I had no idea I would receive such kind and caring words from all of you. I can't thank you enough....hugs.
Thank you....
Thank you Teresa....the problem in my area is finding a psychiatrist. Most are months out for appointments an it takes a few "tries" to find one who truly understands. The last one I went to had a "check off" list of life stressors....I had 11 out of the 12 points on the list. She said, "My you HAVE had a lot of loss in your life." I need to find a place to start dealing with my junk, one thing at a time and move on to the next. That's been my problem. So many losses on top of each other before I could deal with the first thing.....All I know is that I'm living a hell I wouldn't wish on anyone...

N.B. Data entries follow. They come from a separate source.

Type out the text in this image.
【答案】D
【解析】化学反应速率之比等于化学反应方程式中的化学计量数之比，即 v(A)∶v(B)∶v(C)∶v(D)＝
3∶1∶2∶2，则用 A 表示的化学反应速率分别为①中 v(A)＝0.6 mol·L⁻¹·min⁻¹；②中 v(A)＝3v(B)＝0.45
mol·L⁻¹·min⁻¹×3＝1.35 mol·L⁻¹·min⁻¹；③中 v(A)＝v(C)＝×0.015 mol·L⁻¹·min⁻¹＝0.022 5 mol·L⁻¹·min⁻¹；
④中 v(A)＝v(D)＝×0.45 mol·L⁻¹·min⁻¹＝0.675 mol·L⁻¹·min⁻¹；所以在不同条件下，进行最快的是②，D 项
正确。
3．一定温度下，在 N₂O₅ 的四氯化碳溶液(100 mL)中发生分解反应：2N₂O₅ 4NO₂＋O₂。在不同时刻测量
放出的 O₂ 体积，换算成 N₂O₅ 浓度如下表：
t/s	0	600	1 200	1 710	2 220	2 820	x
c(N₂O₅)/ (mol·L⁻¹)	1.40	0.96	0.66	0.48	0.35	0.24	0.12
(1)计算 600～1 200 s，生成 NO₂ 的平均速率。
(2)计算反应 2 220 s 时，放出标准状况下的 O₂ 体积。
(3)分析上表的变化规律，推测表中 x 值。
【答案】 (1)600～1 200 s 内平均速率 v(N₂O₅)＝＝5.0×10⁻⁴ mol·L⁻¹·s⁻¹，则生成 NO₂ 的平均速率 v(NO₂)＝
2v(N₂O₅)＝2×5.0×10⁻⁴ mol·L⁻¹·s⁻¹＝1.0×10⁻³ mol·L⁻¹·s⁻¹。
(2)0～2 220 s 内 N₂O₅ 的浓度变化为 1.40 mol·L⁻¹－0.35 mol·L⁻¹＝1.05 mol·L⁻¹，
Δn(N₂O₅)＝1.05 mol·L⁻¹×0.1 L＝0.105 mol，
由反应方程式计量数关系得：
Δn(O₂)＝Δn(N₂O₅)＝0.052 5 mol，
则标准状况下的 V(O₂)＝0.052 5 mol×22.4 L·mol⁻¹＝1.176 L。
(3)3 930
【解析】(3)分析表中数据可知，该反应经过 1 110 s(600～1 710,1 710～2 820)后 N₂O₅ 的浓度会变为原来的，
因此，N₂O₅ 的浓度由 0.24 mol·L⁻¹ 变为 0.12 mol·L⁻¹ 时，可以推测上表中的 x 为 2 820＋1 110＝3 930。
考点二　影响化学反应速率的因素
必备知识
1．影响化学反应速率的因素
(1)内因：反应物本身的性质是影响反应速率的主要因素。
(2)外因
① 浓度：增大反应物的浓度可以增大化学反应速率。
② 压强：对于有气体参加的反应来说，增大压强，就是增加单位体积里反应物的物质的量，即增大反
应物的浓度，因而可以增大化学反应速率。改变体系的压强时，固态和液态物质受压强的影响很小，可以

Thank you so much. That's kind of what I'm thinking.....the .25 just isn't getting it. I either need a higher dosage or the ability to take the .25 more than twice a day. I feel asleep on the couch this afternoon after doing some relaxation exercises (audio) and the anxiety woke me up out of a dead sleep. I didn't even have my eyes open and my heart was racing. This is hell.....that's all I know....
Thank you. I will definitely look into it.

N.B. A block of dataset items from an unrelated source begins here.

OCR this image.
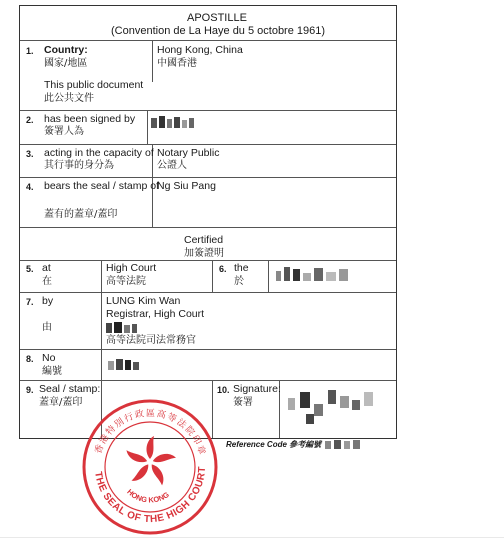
APOSTILLE
(Convention de La Haye du 5 octobre 1961)
1. Country:
國家/地區
Hong Kong, China
中國香港
This public document
此公共文件
2. has been signed by
簽署人為
3. acting in the capacity of
其行事的身分為
Notary Public
公證人
4. bears the seal / stamp of
蓋有的蓋章/蓋印
Ng Siu Pang
Certified
加簽證明
5. at
在
High Court
高等法院
6. the
於
7. by
由
LUNG Kim Wan
Registrar, High Court
高等法院司法常務官
8. No
編號
9. Seal / stamp:
蓋章/蓋印
10. Signature:
簽署
Reference Code 參考編號
香港特別行政區高等法院印章
THE SEAL OF THE HIGH COURT
HONG KONG
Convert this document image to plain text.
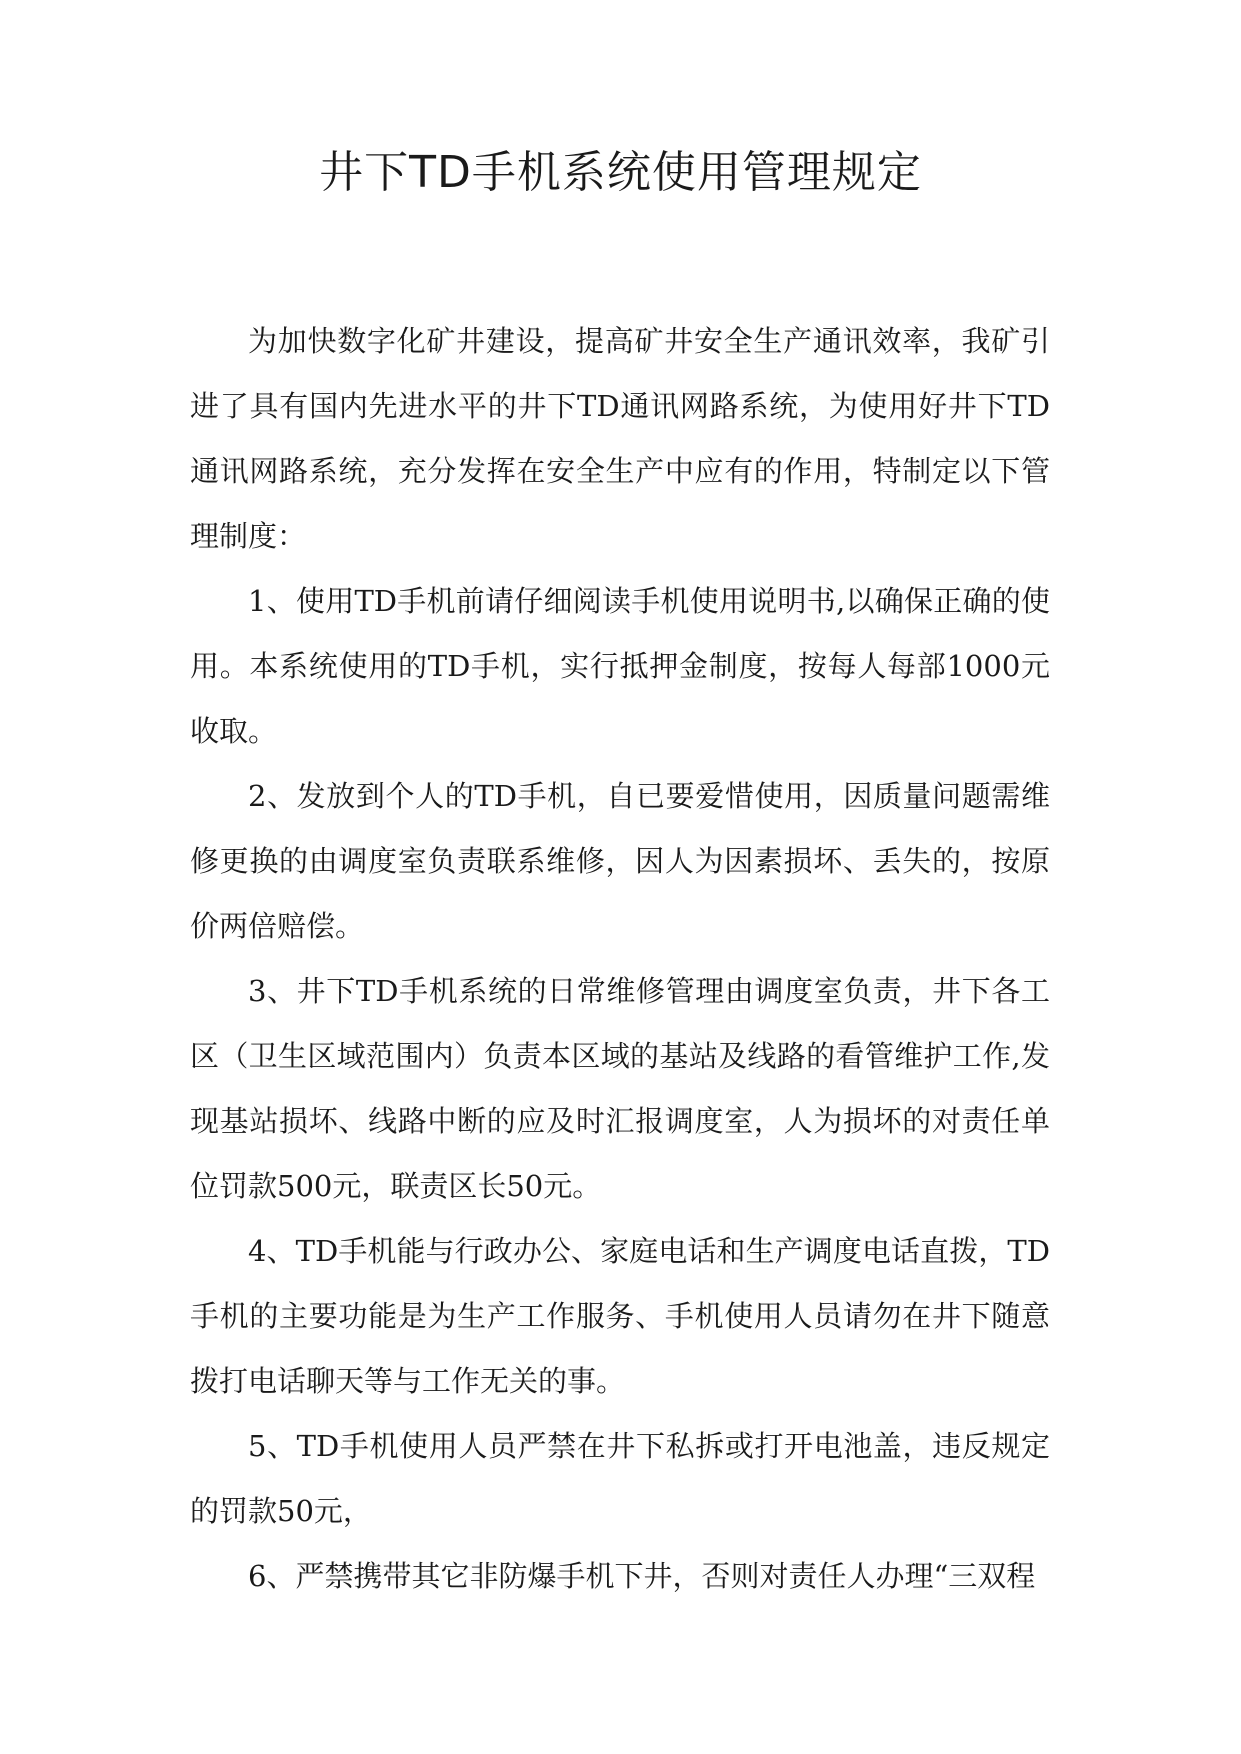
井下TD手机系统使用管理规定

为加快数字化矿井建设，提高矿井安全生产通讯效率，我矿引进了具有国内先进水平的井下TD通讯网路系统，为使用好井下TD通讯网路系统，充分发挥在安全生产中应有的作用，特制定以下管理制度：

1、使用TD手机前请仔细阅读手机使用说明书,以确保正确的使用。本系统使用的TD手机，实行抵押金制度，按每人每部1000元收取。

2、发放到个人的TD手机，自已要爱惜使用，因质量问题需维修更换的由调度室负责联系维修，因人为因素损坏、丢失的，按原价两倍赔偿。

3、井下TD手机系统的日常维修管理由调度室负责，井下各工区（卫生区域范围内）负责本区域的基站及线路的看管维护工作,发现基站损坏、线路中断的应及时汇报调度室，人为损坏的对责任单位罚款500元，联责区长50元。

4、TD手机能与行政办公、家庭电话和生产调度电话直拨，TD手机的主要功能是为生产工作服务、手机使用人员请勿在井下随意拨打电话聊天等与工作无关的事。

5、TD手机使用人员严禁在井下私拆或打开电池盖，违反规定的罚款50元，

6、严禁携带其它非防爆手机下井，否则对责任人办理“三双程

I'm kind of stable right now.....I'm calling my psych in the a.m. to see if I can get in to see her. One MAJOR problem is that she is 45 minutes away and when I get so anxious I'm really afraid to drive. She won't call in any meds without an office visit. MY PCP, God love his heart, is probably while I'm still alive today. But he has admitted that he really doesn't feel comfortable prescribing psychotropic drugs, which I appreciate. I think that's what got me in the trouble I'm in....a doctor prescribed it so long ago and didn't monitor the length of time I'd been on it and didn't realize the physical ailments that it caused. One thing I'm thankful for, she closed her practice and enlisted in the Army to help our struggling troops and Veterans with PTSD. That was one thing we had in common. Her husband served so she really related with me about the loss of my son. I read several books that she recommended that helped me understand why he did what he did....only it was too late for my son. I have tried to advocate as much as I can for our struggling Veterans and their families. We are losing 22 Veterans to suicide every single day....and 90% of the time they are prescribed a cocktail of antidepressants that eventually cause their suicide. These drugs are nothing to be taken lightly. They ALL have a warning on them "May cause suicidal ideation" yet they prescribe them not one, but MANY at the same time. Big pharma is the monster in this world. Think long and hard before you ingest anything....I know I sure will.
@sadiesmom -- glad to hear you are feeling stable right now and that you are calling your psychiatrist in the morning. That does complicate matters when it's hard to drive to see her. Hoping that the anxiety subsides enough overnight that you can get there safely and that she can get you in.
Thanks Colle3n, yes that is what I meant.
My sons pharmacist explained to him that drugs like this replace the chemicals that your brain would normally produce. When you stop the medication it takes time for your brain to start producing its own chemicals again. And this various a great deal between people.